What do you get when you ping the enrolled hostname on the JIM server?

alexmcclements
Contributor

That's the external address, I've concluded the issue is that in order to get the port to bind on the JIM I have to use the hostname, the external IP address won't resolve (I tried adding it to /etc/hosts without any luck) so the port won't bind. The issue now is that the hostname isn't public and so when my JAMF Cloud tries to connect to the hostname it can't connect as its not listed on the Firewall. So a bit of a catch 22.

The network and linux team are now arguing over what to do next, I miss having an internal JSS!

talkingmoose
Moderator
Moderator

@alexmcclements, didn't catch earlier you were using an IP address. As @oliver mentioned, you'll need an external DNS name that's resolvable from the Internet.

The external DNS doesn't need to be the same as your host name.
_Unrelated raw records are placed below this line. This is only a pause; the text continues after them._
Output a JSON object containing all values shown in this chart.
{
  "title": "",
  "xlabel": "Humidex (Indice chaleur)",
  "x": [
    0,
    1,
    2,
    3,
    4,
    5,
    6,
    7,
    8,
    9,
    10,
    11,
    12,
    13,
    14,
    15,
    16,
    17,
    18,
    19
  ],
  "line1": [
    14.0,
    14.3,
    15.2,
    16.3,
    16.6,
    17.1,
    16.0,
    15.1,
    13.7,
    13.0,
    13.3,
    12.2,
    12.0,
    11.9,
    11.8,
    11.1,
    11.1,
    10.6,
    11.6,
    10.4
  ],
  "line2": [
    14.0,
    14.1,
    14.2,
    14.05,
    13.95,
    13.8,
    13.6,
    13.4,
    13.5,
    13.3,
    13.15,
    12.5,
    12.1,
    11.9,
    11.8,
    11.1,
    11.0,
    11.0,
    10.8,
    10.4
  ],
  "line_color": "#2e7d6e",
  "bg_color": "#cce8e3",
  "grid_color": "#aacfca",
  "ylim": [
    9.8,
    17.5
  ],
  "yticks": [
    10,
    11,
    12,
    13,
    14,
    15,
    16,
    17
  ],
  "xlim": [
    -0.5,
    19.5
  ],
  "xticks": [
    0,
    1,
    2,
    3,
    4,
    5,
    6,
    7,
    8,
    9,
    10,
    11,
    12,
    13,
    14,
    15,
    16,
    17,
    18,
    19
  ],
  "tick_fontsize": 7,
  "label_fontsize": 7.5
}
Typically, it's an alias or CNAME.

  1. Create an external DNS name that points to your JIM's public IP address.
  2. Edit he host file of your server to point the external DNS name to your server's internal IP address. You may need to restart your server after this change. (This isn't necessary if your server has its own dedicated public IP address and the DNS resolves to that.)
  3. On your server, ping the public DNS name. Because of your host file change, it should return your internal IP address. (Again, only if you did Step 2.)
  4. Install JIM.
  5. Run the nc -z server.domain.com 8389 command from a Mac that's outside your network (maybe go to a local coffee shop?) to test the port is open and listening.

If your server is responding, you can then go to your LDAP settings in your Jamf Cloud server and choose your JIM server there. You generally don't need to edit anything else with your LDAP settings. The change should be fairly immediate. Test by logging in to your Jamf Cloud instance with your directory service account.